Houshmand noted that Rowan's Department of Public Safety received tremendous support from community officials, including the Gloucester County Emergency Response Team, the New Jersey State Police, police from New Jersey State Human Services, New Jersey Air National Guard, Gloucester County, and the Borough of Glassboro.
‘A huge undertaking'
As evacuees prepared to board buses to leave, Rowan students and volunteers from local community churches were still handing out snacks for the ride home, including bananas and freshly washed nectarines, many of them donated by local growers. Members of Rowan's facilities staff, who worked feverishly to keep the Evacuation Center clean for three days, helped with the massive clean-up, as did a committed group of Rowan faculty, staff and students.
Rowan administrators get into the act serving up food for evacuees.
Atlantic City's Walter McGraw, 79, praised the efforts as he waited for a bus back home.
"They've done a remarkable job," he said. "The young people who volunteered here are nice, decent people."
The University was grateful for the community support, said Houshmand, who noted the University fared remarkably well in the storm.

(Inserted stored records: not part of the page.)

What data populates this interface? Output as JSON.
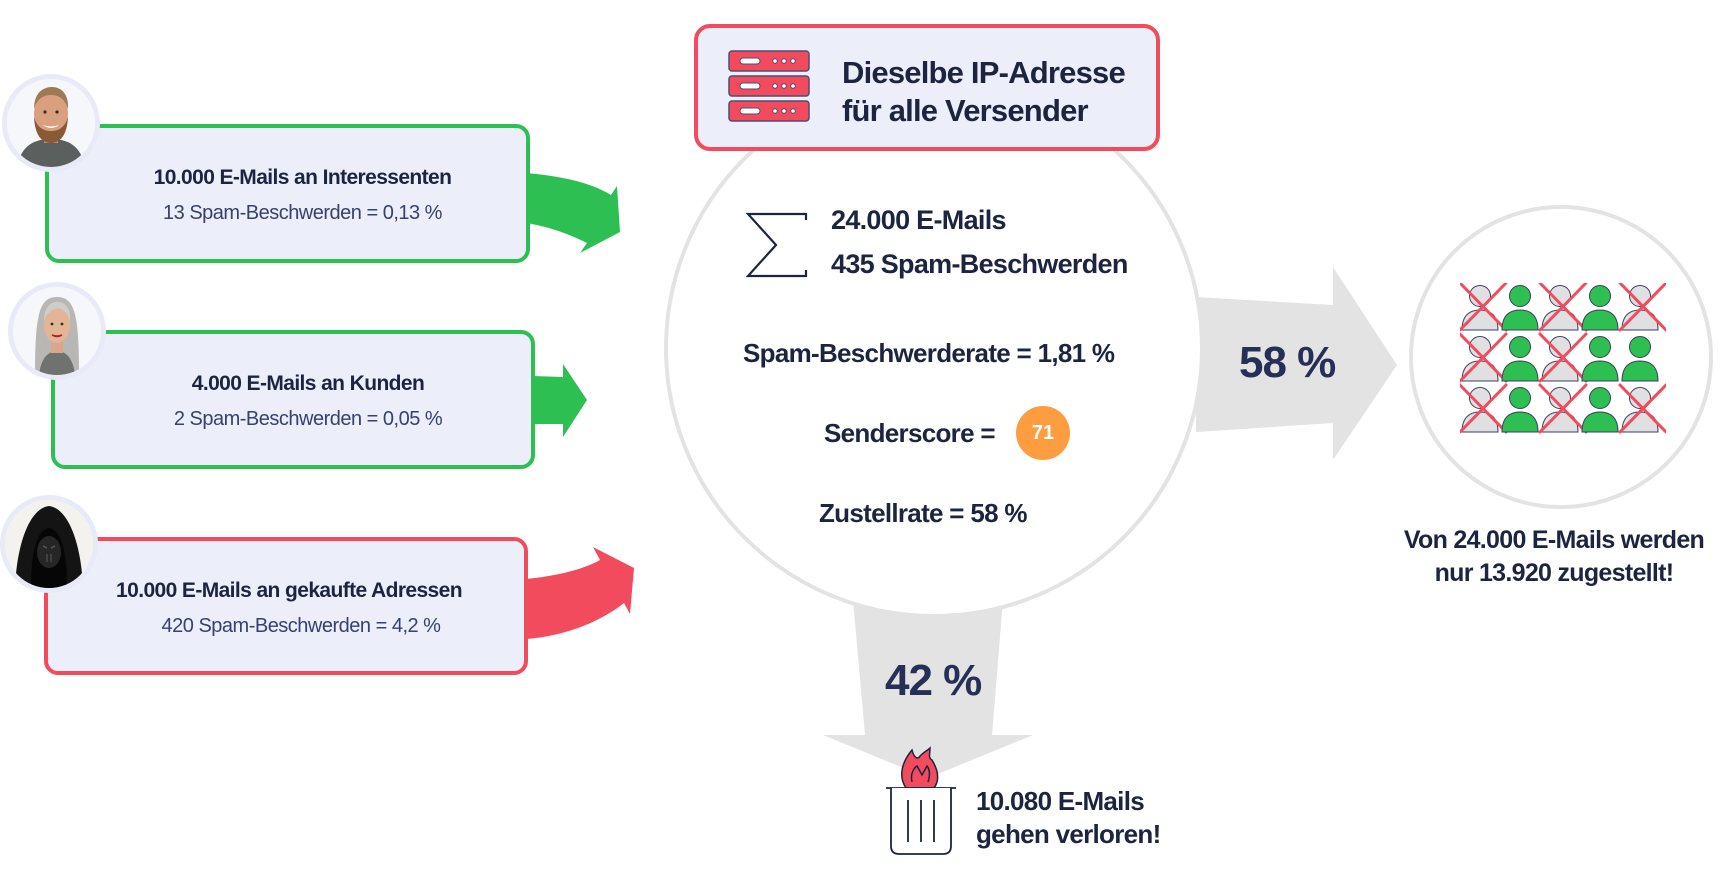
{
  "colors": {
    "green": "#2ebf52",
    "red": "#f24b5e",
    "orange": "#fd9d40",
    "box_bg": "#eceef9",
    "gray_arrow": "#e3e3e3",
    "text_dark": "#1c2440",
    "text_sub": "#36416f"
  },
  "senders": [
    {
      "avatar": "smiling-bearded-man",
      "title": "10.000 E-Mails an Interessenten",
      "complaints": "13 Spam-Beschwerden = 0,13 %",
      "status": "good"
    },
    {
      "avatar": "gray-haired-woman",
      "title": "4.000 E-Mails an Kunden",
      "complaints": "2 Spam-Beschwerden = 0,05 %",
      "status": "good"
    },
    {
      "avatar": "hooded-hacker",
      "title": "10.000 E-Mails an gekaufte Adressen",
      "complaints": "420 Spam-Beschwerden = 4,2 %",
      "status": "bad"
    }
  ],
  "ip_box": {
    "icon": "server-rack-icon",
    "line1": "Dieselbe IP-Adresse",
    "line2": "für alle Versender"
  },
  "summary": {
    "sum_icon": "sigma-icon",
    "total_emails": "24.000 E-Mails",
    "total_complaints": "435 Spam-Beschwerden",
    "complaint_rate": "Spam-Beschwerderate = 1,81 %",
    "senderscore_label": "Senderscore =",
    "senderscore_value": "71",
    "delivery_rate": "Zustellrate = 58 %"
  },
  "delivered": {
    "percent": "58 %",
    "grid": [
      [
        "x",
        "g",
        "x",
        "g",
        "x"
      ],
      [
        "x",
        "g",
        "x",
        "g",
        "g"
      ],
      [
        "x",
        "g",
        "x",
        "g",
        "x"
      ]
    ],
    "caption_line1": "Von 24.000 E-Mails werden",
    "caption_line2": "nur 13.920 zugestellt!"
  },
  "lost": {
    "percent": "42 %",
    "icon": "burning-trash-can-icon",
    "caption_line1": "10.080 E-Mails",
    "caption_line2": "gehen verloren!"
  }
}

"This has been a huge undertaking," he noted. "We've had a great outpouring of support. I really am very, very proud of our efforts."

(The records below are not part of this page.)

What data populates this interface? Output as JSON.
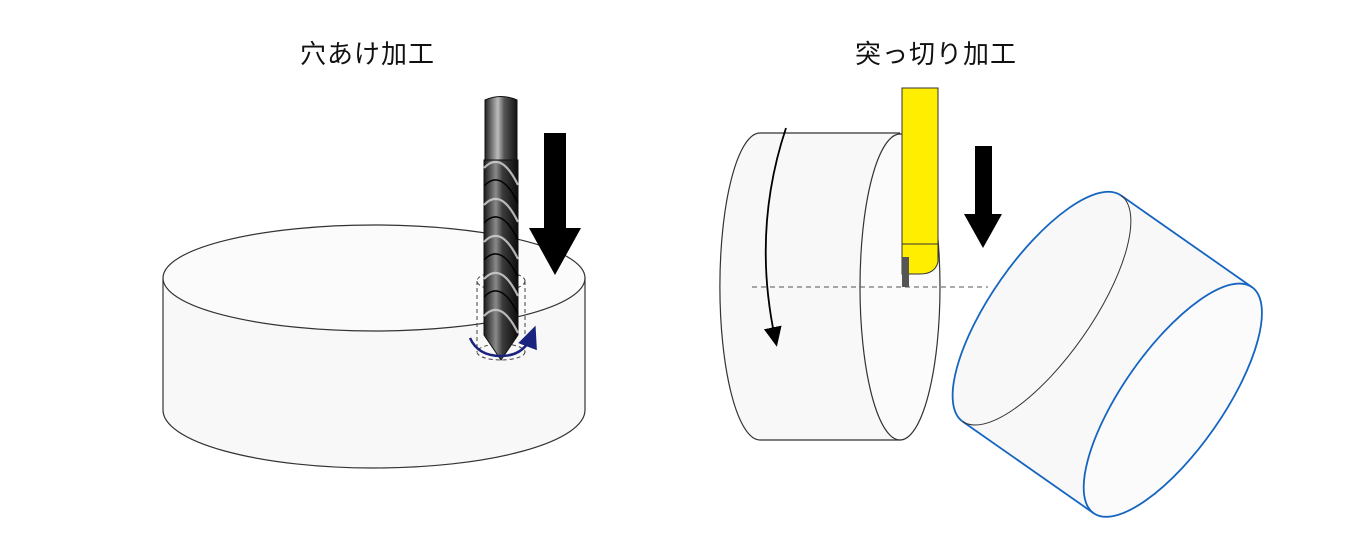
{
  "diagram": {
    "left_panel": {
      "title": "穴あけ加工",
      "tool": "drill-bit-icon",
      "feed_direction": "down",
      "rotation_indicator": "rotation-arrow-icon"
    },
    "right_panel": {
      "title": "突っ切り加工",
      "tool": "parting-tool-icon",
      "feed_direction": "down",
      "rotation_indicator": "rotation-arrow-icon"
    },
    "colors": {
      "workpiece_fill": "#f8f8f8",
      "workpiece_stroke": "#333333",
      "cutoff_stroke": "#1565c0",
      "tool_yellow": "#ffee00",
      "arrow": "#000000",
      "rotation_arrow_left": "#1a237e"
    }
  }
}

Junior chemical engineering major Peter Schwalbenberg was equally proud. A resident assistant in Mimosa Hall, Schwalbenberg and his fellow RAs volunteered tirelessly over the weekend, assisting wherever they were needed.
"They told us we could go home several times, but we were more worried about helping all of the people in need," Schwalbenberg said. "The evacuees were in our school. We wanted to help any way we could.
"We really felt that this was making a difference to the people of Atlantic County. I was really proud of Rowan, of our response."
With our thanks
Rowan University would like to thank those groups mentioned in this story, as well as the organizations and offices below, for their assistance:
Fellowship Bible Church, Covenant Presbyterian Church, Church of St. Bridget, Calvary Hill Church, Ambassador Christian Academy, Mercy Hill Presbyterian Church, Gloucester County Community Church, Gloucester County Calvary, Shop Rite, Acme, Pro-Pak Produce, Girl Scouts, Volunteers of America, People for People Foundation of Gloucester County, Islamic Relief USA, McDonald's, Dunkin' Donuts, the citizens of the Glassboro area, the offices of Senators Sweeney and Madden and Glassboro Mayor McCabe...and dozens of volunteers who never identified themselves, but gave generously and selflessly to the relief effort.